«

»

Kas 21

“SOYKIRIM!”

“SOYKIRIM!”

 

1944’te, Raphael Lemkin isminde bir Polonyalı-Yahudi, Avrupalı Yahudilerin imha edilmesi de dâhil, sistematik cinayet içeren Nazi politikalarını tanımlamaya çalışırken “Soykırım” kavramını kullanmıştır.

Bir sonraki yıl, Nuremberg’de toplanan Uluslararası Askerî Mahkeme’nin üst rütbeli Nazilere karşı suçlaması “insanlığa karşı işlenen suçlar”dı.

“Soykırım” kelimesi hukukî değil de, tanımlayıcı bir terim olarak o zaman iddianameye dâhil edildi.

Birleşmiş Milletler, 9 Aralık 1948’de, Lemkin’in katkısıyla Soykırım Suçunun Önlenmesi ve Cezalandırılması Sözleşmesi’ni onayladı.

Demek ki 1915 olayları, 104 yıllık, soykırım (genocid) kavramı ise 75 yıllıktır.

Bugünün kavramıyla dünü yargılamaya kalkmaya tam anlamıyla anakronizm (tarih yanılgısı) denir.

Dahası Türklere yönelik soykırım iftira ve iddiaları daha Birinci Dünya Savaşı sonrasında sıcağı sıcağına İstanbul’da ve İngilizler tarafından da Malta’da kurulan mahkemede yargı konusu yapılmıştır. Yüzü aşkın Osmanlı yetkilisi, “Ermenileri Toplu olarak katlettikleri” iddiasıyla tutuklanmış ve Malta adasında yargılanmışlardır.

Soruşturmayı İngiltere’nin en üst düzey adli soruşturma kurumu olan Londra’daki İngiliz Kraliyet Başsavcılığı yürütmüştür.

İngiliz hükümetinin her türlü gayretine rağmen, Kraliyet Başsavcılığı “Bir İngiliz hukuk mahkemesince kabul edilebilir katliam kanıtı bulunamadığı” gerekçesiyle kovuşturmaya yer olmadığına yönelik karar vermiştir.

Dahası, 1948 tarihli BM Soykırım Sözleşmesi, bir olayın soykırım sayılabilmesi için öncelikle bu yönden verilmiş bir mahkeme kararının olmasını zorunlu saymaktadır.
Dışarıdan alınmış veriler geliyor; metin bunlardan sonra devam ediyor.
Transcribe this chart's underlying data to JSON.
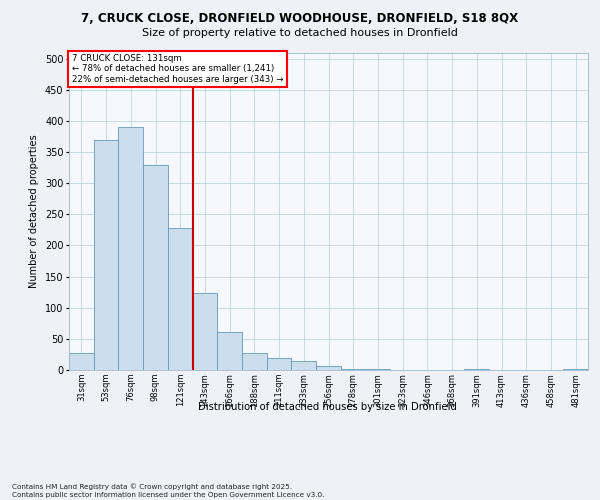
{
  "title_line1": "7, CRUCK CLOSE, DRONFIELD WOODHOUSE, DRONFIELD, S18 8QX",
  "title_line2": "Size of property relative to detached houses in Dronfield",
  "xlabel": "Distribution of detached houses by size in Dronfield",
  "ylabel": "Number of detached properties",
  "categories": [
    "31sqm",
    "53sqm",
    "76sqm",
    "98sqm",
    "121sqm",
    "143sqm",
    "166sqm",
    "188sqm",
    "211sqm",
    "233sqm",
    "256sqm",
    "278sqm",
    "301sqm",
    "323sqm",
    "346sqm",
    "368sqm",
    "391sqm",
    "413sqm",
    "436sqm",
    "458sqm",
    "481sqm"
  ],
  "values": [
    28,
    370,
    390,
    330,
    228,
    124,
    61,
    28,
    20,
    15,
    6,
    2,
    1,
    0,
    0,
    0,
    1,
    0,
    0,
    0,
    2
  ],
  "bar_color": "#ccdded",
  "bar_edge_color": "#6699bb",
  "vline_x_idx": 4.5,
  "vline_color": "#cc0000",
  "annotation_box_text": "7 CRUCK CLOSE: 131sqm\n← 78% of detached houses are smaller (1,241)\n22% of semi-detached houses are larger (343) →",
  "ylim": [
    0,
    510
  ],
  "yticks": [
    0,
    50,
    100,
    150,
    200,
    250,
    300,
    350,
    400,
    450,
    500
  ],
  "footer_text": "Contains HM Land Registry data © Crown copyright and database right 2025.\nContains public sector information licensed under the Open Government Licence v3.0.",
  "bg_color": "#eef2f7",
  "plot_bg_color": "#f5f8fc"
}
1915 olaylarının soykırım olduğuna ilişkin ulusal ve uluslararası hiçbir mahkeme kararı yoktur. Aksine 1915 olaylarında soykırım olarak tanımlanacak bir katliam yapılmadığını hükme bağlayan İngiliz/Malta mahkemelerinin yargı kararları vardır.

 

Bugün böyle tamam da gün gelecek yarın sömürgecilik suç olarak ilan edilecek ve sömürgeci ülkeler hesap verecek.

Gün gelecek, Kızılderililerin yok edilmesi, siyah derililerin hukuklarının çiğnenmesinin hesabını birileri birilerinden soracaktır.

Yine gün gelecek 6 Ağustos’ta, Japonya’nın Hiroşima, 9 Ağustos’ta da Nagazaki kentlerine atılan atom bombası sonucu ilk aşamada 80 bin ve 1945 sonuna dek ise 140 bin kişinin ölümüne yol açmasından dolayı insan soyuna karşı işlenen en büyük suç olarak ABD yargılanacaktır.

Sonuçta güçlünün hukukun egemen olduğu bir yerde hiç kimse hiçbir şeye karşı sigortalı değildir. Gün gelir Irak’a “nükleer ve biyolojik silah var” diye müdahale de edilir. Türkiye de hiç hak etmediği suçlamalara muhatap olur.

Bundan kurtulmanın yolu güçlü olmaktan geçiyor. Ortada uluslararası hukuk yoktur, uluslararası güç vardır. Güçler liginde düşen eziliyor, düşmeyecek düşüreceksiniz!